The only thing I am not quite sure the the statement "Galois group (fixing $\mathbb{Q}$) should permute the roots of within each minimal polynomials'. I haven't find this explicitly in the textbook I have used (Algebra chapter 0), but somehow I feel this should be true.

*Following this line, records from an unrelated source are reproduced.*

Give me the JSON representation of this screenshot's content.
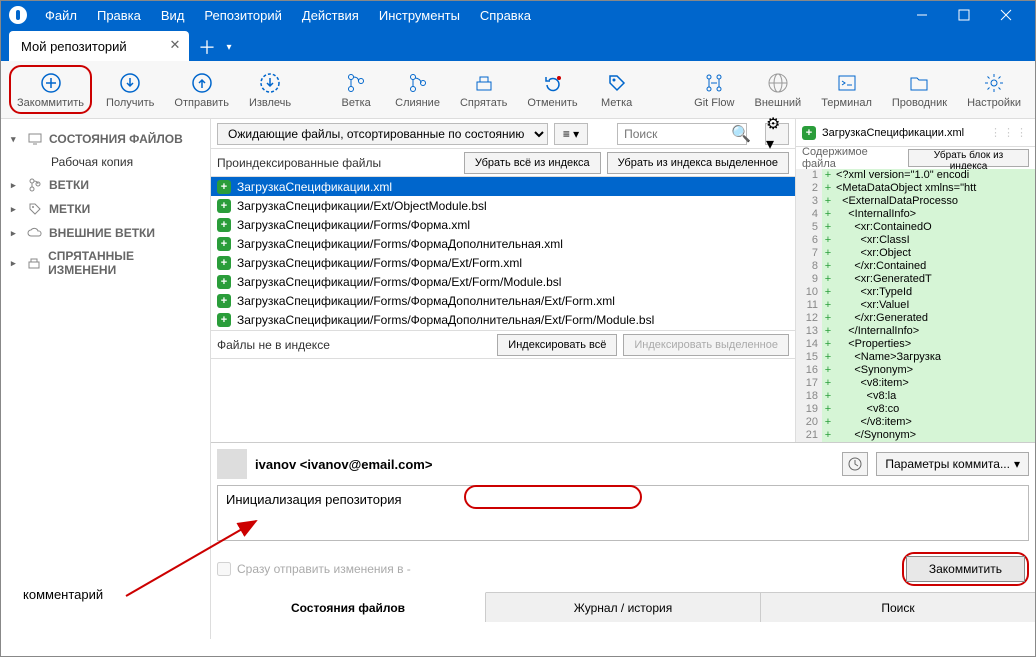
{
  "menu": [
    "Файл",
    "Правка",
    "Вид",
    "Репозиторий",
    "Действия",
    "Инструменты",
    "Справка"
  ],
  "tab": {
    "title": "Мой репозиторий"
  },
  "toolbar": [
    {
      "id": "commit",
      "label": "Закоммитить",
      "highlight": true
    },
    {
      "id": "pull",
      "label": "Получить"
    },
    {
      "id": "push",
      "label": "Отправить"
    },
    {
      "id": "fetch",
      "label": "Извлечь"
    },
    {
      "id": "branch",
      "label": "Ветка"
    },
    {
      "id": "merge",
      "label": "Слияние"
    },
    {
      "id": "stash",
      "label": "Спрятать"
    },
    {
      "id": "discard",
      "label": "Отменить"
    },
    {
      "id": "tag",
      "label": "Метка"
    },
    {
      "id": "gitflow",
      "label": "Git Flow"
    },
    {
      "id": "remote",
      "label": "Внешний",
      "disabled": true
    },
    {
      "id": "terminal",
      "label": "Терминал"
    },
    {
      "id": "explorer",
      "label": "Проводник"
    },
    {
      "id": "settings",
      "label": "Настройки"
    }
  ],
  "sidebar": {
    "file_states": "СОСТОЯНИЯ ФАЙЛОВ",
    "working_copy": "Рабочая копия",
    "branches": "ВЕТКИ",
    "tags": "МЕТКИ",
    "remotes": "ВНЕШНИЕ ВЕТКИ",
    "stashes": "СПРЯТАННЫЕ ИЗМЕНЕНИ"
  },
  "filter": {
    "pending": "Ожидающие файлы, отсортированные по состоянию",
    "search_placeholder": "Поиск"
  },
  "staged": {
    "label": "Проиндексированные файлы",
    "unstage_all": "Убрать всё из индекса",
    "unstage_selected": "Убрать из индекса выделенное",
    "files": [
      "ЗагрузкаСпецификации.xml",
      "ЗагрузкаСпецификации/Ext/ObjectModule.bsl",
      "ЗагрузкаСпецификации/Forms/Форма.xml",
      "ЗагрузкаСпецификации/Forms/ФормаДополнительная.xml",
      "ЗагрузкаСпецификации/Forms/Форма/Ext/Form.xml",
      "ЗагрузкаСпецификации/Forms/Форма/Ext/Form/Module.bsl",
      "ЗагрузкаСпецификации/Forms/ФормаДополнительная/Ext/Form.xml",
      "ЗагрузкаСпецификации/Forms/ФормаДополнительная/Ext/Form/Module.bsl"
    ]
  },
  "unstaged": {
    "label": "Файлы не в индексе",
    "stage_all": "Индексировать всё",
    "stage_selected": "Индексировать выделенное"
  },
  "diff": {
    "filename": "ЗагрузкаСпецификации.xml",
    "hunk_label": "Содержимое файла",
    "hunk_btn": "Убрать блок из индекса",
    "lines": [
      {
        "n": 1,
        "c": "<?xml version=\"1.0\" encodi"
      },
      {
        "n": 2,
        "c": "<MetaDataObject xmlns=\"htt"
      },
      {
        "n": 3,
        "c": "  <ExternalDataProcesso"
      },
      {
        "n": 4,
        "c": "    <InternalInfo>"
      },
      {
        "n": 5,
        "c": "      <xr:ContainedO"
      },
      {
        "n": 6,
        "c": "        <xr:ClassI"
      },
      {
        "n": 7,
        "c": "        <xr:Object"
      },
      {
        "n": 8,
        "c": "      </xr:Contained"
      },
      {
        "n": 9,
        "c": "      <xr:GeneratedT"
      },
      {
        "n": 10,
        "c": "        <xr:TypeId"
      },
      {
        "n": 11,
        "c": "        <xr:ValueI"
      },
      {
        "n": 12,
        "c": "      </xr:Generated"
      },
      {
        "n": 13,
        "c": "    </InternalInfo>"
      },
      {
        "n": 14,
        "c": "    <Properties>"
      },
      {
        "n": 15,
        "c": "      <Name>Загрузка"
      },
      {
        "n": 16,
        "c": "      <Synonym>"
      },
      {
        "n": 17,
        "c": "        <v8:item>"
      },
      {
        "n": 18,
        "c": "          <v8:la"
      },
      {
        "n": 19,
        "c": "          <v8:co"
      },
      {
        "n": 20,
        "c": "        </v8:item>"
      },
      {
        "n": 21,
        "c": "      </Synonym>"
      }
    ]
  },
  "commit": {
    "author": "ivanov <ivanov@email.com>",
    "message": "Инициализация репозитория",
    "push_after": "Сразу отправить изменения в -",
    "options": "Параметры коммита...",
    "button": "Закоммитить"
  },
  "bottom_tabs": {
    "file_states": "Состояния файлов",
    "log": "Журнал / история",
    "search": "Поиск"
  },
  "annotation": "комментарий"
}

My attempt for this statement is: Any automorphism fixing $\mathbb{Q}$ should permute within each minimal polynomial. On the other hand, I have to show all such permutation can be extended to an Automorphism. Extend sequentially: For example we know \begin{align*} \mathbb{Q}(\sqrt2, \sqrt3, \sqrt5) = \mathbb{Q}(\sqrt{2})(-\sqrt2)(\sqrt3)(-\sqrt3)(\sqrt5)(-\sqrt5) \end{align*} The textbook I used has the statement saying the extension of automorphism exists for simple field extension. For example, extend an isomorphism from $\mathbb{Q}(\sqrt2)$ to $\mathbb{Q}(-\sqrt2)$.
Then apply the extension sequentially, should be a global extension.